Mafie &
Social Media:

interview with Anna Sergi with VIDEO

We conclude the “Mafie & Social Media” cycle with this interview.
The series of video interviews with scholars of the mafia phenomenon, which can be viewed in full on our YouTube channel, had as its primary objective that of delving into the complexity of the evolution of mafia communication in the age of social networks.

The protagonist this time is Anna Sergi, associate professor of criminology at the University of Essex. Dr. Sergi specializes in comparative criminal justice, organized crime and mafias. In 2018, she won the 2018 Lifetime Achievement Award at the University of Essex for her research on the Calabrian mafia in Australia, and the Italian Chamber of Commerce awarded her the “Giovani Italiani di talento” Award in 2018.

Dr. Anna Sergi is the project manager of the C.R.I.M.E (Countering regional Italian Mafia expansion) funded by the UK ESRC Impact Acceleration Account at the University of Essex.
Using open data and direct resources, previous and ongoing research thanks to privileged partnerships with Eurojust Italian Desk and Operations and Europol, the report Mafiaround Europe – resulting from the CRIME project (Counting Regional Italian Mafia Expansion) presents the first analysis of the presence of Italian mafias in 7 European countries in addition to Italy and the challenges of cross-border policing in the fight against mafia-type organised crime.
The report highlights how mafia-style activities have adapted to individual countries, their economies, cultures, infrastructures and logistics networks.
Due to delays and restrictions introduced by the COVID-19 pandemic, CRIME was reshaped in the summer of 2020 to co-produce an exploratory report examining key trends in the mobility of Italian mafias in Europe today.

Dr. Sergi, has collaborated with Eurojust (Italian Desk and Operations) and Europol Italian Organised Crime Unit as privileged participants and partners of this project since the beginning, but the project has remained autonomous from both institutions.
These institutions, together with others (such as several Anti-Mafia District Directorates, the DIA – Italian Anti-Mafia Investigation Directorate through its reports, and the Department of Public Security of the Italian Ministry of the Interior) have supported the project through interviews and data exchanges on Italian organised crime in Europe.

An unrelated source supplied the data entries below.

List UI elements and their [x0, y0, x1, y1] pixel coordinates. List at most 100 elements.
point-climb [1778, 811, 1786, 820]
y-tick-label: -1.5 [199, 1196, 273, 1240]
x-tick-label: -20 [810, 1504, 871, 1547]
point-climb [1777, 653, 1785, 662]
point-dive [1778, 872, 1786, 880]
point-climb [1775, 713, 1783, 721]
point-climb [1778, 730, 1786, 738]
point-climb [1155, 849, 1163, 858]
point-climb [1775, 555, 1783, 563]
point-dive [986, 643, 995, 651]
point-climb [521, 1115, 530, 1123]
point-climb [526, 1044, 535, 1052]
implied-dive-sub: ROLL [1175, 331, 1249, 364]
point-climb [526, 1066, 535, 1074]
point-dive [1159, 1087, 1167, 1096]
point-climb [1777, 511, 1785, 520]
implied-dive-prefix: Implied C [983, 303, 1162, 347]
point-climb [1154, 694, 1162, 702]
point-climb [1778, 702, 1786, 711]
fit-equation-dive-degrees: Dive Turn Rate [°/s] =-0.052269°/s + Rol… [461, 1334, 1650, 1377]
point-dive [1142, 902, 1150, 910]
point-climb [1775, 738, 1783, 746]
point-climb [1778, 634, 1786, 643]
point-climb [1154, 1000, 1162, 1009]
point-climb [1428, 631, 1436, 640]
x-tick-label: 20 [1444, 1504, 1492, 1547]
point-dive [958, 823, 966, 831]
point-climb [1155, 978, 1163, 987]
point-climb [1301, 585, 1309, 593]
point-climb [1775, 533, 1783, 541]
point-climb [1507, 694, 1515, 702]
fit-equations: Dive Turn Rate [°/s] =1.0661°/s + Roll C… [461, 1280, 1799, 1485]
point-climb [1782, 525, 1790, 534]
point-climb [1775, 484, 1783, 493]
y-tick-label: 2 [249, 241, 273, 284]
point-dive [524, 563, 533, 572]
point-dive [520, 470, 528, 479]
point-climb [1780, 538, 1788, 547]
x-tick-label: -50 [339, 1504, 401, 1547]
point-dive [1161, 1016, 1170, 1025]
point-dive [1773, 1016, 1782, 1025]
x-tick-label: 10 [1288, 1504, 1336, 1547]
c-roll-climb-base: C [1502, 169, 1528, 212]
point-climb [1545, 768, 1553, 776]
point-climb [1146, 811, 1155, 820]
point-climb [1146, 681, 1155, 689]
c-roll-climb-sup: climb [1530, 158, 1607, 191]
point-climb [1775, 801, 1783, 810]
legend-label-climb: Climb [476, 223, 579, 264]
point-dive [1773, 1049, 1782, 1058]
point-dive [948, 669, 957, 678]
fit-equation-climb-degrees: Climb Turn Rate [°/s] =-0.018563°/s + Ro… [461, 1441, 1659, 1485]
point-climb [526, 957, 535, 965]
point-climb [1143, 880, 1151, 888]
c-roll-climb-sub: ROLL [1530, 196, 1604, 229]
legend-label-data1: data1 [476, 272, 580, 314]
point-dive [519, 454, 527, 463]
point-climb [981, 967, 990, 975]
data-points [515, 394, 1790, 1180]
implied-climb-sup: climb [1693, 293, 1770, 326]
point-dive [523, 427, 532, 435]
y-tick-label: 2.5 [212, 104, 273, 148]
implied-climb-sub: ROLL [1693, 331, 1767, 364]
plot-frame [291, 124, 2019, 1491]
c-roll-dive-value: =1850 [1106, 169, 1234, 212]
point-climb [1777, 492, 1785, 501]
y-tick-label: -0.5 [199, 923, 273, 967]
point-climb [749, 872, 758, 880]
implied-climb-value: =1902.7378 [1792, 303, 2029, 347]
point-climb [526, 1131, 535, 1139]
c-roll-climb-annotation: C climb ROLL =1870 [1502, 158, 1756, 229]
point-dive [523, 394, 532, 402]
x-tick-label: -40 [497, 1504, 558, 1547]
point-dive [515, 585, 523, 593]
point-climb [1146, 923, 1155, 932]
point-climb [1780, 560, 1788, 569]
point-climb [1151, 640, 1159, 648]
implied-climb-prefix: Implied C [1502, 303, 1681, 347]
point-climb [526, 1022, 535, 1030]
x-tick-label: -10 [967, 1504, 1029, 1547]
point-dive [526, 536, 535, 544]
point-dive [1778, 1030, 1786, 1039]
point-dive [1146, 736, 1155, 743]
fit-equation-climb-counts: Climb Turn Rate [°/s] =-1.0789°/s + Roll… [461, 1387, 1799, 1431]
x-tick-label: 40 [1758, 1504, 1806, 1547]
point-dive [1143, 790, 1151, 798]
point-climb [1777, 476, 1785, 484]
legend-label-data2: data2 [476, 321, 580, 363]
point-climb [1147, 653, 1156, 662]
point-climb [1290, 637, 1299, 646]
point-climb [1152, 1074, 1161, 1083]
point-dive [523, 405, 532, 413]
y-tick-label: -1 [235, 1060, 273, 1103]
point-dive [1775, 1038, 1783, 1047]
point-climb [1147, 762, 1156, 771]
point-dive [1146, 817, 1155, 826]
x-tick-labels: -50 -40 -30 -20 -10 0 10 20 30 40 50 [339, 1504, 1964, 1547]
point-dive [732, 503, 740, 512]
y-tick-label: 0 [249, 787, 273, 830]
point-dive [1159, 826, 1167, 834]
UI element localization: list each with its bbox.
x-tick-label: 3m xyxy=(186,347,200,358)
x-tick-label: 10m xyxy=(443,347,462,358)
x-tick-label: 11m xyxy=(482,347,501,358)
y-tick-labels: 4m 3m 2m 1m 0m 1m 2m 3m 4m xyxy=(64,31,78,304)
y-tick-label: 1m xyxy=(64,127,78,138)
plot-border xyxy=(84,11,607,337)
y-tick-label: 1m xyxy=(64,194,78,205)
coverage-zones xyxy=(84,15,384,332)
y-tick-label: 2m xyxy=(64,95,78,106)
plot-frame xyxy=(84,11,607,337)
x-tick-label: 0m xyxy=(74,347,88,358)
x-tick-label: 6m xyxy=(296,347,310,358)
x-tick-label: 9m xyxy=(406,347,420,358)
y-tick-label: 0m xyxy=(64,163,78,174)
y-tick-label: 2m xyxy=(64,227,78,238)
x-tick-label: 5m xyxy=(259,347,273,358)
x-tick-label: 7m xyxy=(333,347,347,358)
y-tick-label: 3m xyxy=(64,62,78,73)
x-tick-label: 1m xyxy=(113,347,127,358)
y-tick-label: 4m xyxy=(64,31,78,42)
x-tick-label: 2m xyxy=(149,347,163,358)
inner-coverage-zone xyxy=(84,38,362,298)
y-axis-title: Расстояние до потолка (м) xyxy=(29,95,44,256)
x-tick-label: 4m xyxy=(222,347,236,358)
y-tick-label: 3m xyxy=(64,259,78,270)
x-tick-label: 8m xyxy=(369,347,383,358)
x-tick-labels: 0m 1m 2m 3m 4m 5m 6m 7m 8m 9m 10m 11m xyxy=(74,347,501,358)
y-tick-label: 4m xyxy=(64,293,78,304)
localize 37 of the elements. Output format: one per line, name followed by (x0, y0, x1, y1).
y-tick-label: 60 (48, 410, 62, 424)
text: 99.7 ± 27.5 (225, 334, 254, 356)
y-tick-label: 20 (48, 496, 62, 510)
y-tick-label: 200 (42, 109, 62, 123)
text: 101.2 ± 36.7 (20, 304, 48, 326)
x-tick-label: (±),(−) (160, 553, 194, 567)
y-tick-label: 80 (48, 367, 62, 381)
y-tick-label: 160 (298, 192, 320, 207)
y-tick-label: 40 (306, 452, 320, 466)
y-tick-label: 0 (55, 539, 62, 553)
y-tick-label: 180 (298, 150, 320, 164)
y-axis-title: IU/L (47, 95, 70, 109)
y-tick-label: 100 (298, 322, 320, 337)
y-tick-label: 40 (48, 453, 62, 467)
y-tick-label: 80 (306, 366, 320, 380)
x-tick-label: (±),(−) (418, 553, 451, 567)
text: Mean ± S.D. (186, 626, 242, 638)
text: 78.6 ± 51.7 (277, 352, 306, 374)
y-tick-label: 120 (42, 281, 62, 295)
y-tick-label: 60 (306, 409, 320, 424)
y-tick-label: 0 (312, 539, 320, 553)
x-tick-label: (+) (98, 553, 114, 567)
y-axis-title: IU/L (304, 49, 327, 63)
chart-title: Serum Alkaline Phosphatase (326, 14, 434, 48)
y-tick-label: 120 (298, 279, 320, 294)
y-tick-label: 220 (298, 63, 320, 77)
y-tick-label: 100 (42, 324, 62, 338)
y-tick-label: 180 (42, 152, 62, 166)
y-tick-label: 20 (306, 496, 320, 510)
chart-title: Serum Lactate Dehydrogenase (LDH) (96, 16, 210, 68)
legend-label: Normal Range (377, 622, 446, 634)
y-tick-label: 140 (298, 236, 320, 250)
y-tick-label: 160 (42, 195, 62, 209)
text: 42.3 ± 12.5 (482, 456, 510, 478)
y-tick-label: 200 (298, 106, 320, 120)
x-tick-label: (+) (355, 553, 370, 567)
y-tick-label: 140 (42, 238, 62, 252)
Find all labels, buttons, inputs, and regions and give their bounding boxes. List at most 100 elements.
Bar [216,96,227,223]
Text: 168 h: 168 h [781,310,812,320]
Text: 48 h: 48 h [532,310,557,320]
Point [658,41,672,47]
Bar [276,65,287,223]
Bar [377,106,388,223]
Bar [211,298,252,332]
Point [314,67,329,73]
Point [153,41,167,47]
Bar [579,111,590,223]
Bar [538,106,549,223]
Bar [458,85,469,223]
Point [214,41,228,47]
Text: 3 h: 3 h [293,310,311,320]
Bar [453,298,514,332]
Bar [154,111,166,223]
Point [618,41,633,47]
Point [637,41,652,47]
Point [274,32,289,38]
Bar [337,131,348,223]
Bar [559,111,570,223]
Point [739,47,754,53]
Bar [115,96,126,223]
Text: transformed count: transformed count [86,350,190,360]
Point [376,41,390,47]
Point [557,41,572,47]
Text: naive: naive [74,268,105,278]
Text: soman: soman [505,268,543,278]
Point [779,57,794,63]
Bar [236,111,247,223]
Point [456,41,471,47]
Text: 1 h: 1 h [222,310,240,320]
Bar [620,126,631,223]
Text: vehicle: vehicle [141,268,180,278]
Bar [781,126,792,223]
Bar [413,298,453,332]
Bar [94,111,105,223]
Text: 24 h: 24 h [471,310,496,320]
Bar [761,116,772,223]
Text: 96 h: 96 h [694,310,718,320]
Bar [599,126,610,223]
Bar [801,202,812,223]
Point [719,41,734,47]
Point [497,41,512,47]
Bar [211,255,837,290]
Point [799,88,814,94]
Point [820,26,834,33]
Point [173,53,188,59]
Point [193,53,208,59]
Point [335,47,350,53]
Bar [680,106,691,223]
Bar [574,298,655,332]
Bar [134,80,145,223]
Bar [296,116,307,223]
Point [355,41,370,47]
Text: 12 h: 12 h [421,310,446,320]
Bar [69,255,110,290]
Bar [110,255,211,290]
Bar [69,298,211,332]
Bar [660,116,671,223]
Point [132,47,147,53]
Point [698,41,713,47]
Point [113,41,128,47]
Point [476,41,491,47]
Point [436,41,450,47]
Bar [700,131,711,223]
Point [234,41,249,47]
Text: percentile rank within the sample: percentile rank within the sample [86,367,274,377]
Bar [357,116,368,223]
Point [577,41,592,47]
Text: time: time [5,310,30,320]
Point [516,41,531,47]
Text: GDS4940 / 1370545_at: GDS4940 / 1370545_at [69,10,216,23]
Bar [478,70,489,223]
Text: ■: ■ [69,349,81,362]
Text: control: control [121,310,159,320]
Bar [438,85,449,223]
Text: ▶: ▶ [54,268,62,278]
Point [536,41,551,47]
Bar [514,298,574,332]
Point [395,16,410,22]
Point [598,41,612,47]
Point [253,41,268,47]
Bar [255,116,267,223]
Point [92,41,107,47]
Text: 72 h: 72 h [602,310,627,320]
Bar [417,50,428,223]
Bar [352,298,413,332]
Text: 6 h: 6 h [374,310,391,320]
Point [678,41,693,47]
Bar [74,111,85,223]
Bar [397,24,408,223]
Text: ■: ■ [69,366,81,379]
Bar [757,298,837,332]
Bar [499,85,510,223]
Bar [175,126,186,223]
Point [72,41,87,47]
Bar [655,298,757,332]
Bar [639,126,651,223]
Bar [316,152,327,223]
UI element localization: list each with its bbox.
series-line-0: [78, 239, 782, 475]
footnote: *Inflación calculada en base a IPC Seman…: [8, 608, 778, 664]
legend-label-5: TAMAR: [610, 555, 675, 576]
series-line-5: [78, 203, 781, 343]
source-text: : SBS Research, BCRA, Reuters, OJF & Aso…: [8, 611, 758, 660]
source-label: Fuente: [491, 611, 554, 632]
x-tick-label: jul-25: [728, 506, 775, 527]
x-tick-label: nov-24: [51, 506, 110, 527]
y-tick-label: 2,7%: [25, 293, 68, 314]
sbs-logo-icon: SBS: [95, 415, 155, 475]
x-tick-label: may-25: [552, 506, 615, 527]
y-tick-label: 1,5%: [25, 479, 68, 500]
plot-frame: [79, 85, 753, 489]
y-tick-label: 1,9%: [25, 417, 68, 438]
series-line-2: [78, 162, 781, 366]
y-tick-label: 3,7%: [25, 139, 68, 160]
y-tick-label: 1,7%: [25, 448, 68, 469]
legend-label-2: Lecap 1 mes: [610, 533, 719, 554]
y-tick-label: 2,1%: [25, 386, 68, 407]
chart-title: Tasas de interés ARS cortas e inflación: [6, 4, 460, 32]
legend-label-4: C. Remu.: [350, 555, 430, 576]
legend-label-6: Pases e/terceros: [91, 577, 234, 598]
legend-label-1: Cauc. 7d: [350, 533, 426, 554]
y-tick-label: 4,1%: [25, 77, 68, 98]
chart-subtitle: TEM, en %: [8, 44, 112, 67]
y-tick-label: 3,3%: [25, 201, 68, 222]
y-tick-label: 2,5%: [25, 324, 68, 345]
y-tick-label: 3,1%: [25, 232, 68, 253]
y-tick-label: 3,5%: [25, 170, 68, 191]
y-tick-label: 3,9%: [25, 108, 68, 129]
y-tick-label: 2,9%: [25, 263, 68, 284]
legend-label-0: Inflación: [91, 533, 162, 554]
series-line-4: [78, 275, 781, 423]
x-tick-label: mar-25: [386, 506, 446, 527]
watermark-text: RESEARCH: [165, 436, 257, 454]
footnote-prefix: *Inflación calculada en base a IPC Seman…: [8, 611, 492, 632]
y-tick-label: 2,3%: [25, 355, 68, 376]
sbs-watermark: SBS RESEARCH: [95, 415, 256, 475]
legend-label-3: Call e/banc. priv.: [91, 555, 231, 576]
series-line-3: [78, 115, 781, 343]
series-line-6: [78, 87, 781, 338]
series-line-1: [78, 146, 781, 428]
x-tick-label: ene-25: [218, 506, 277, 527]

It is essential to continue and strengthen the fight against mafia-type crime at European level. This report represents a unique effort to systematize knowledge on Italian mafias and their worrying presence in some EU Member States.
It is also a valuable source of inspiration for addressing persistent shortcomings in criminal law and a tool to help practitioners in their daily cross-border cooperation with EU partners.”
Filippo Spiezia
NATIONAL MEMBER FOR ITALY AND FORMER VICE-PRESIDENT IN EUROJUST

In this interview, Prof. Sergi explains how the project idea was born and talks about the method underlying the investigation in question, presents the results and provides us with valid ideas to continue, through ad hoc projects, the work of her research team, to provide civil society with useful tools to fight and contrast the mafias in Europe.

We wanted to conclude this series of interviews by offering our readers a European vision of the problem in question.
Dr. Sergi explained to us that the data tells us that a large part of the problem is Italy’s schizophrenia.
Italy must decide whether the mafia is only its problem, or take the European route and say that all countries have the mafia, therefore the mafia
is not special. Either the mafia is too Italian or the mafia is not only Italian, it cannot be both things otherwise there is the risk of confusing foreign countries.

Many ideas have emerged from these weeks of discussion with the experts of our panel. Ideas that we will treasure to design practical and concrete forms of contrast and counter-narrative mafia.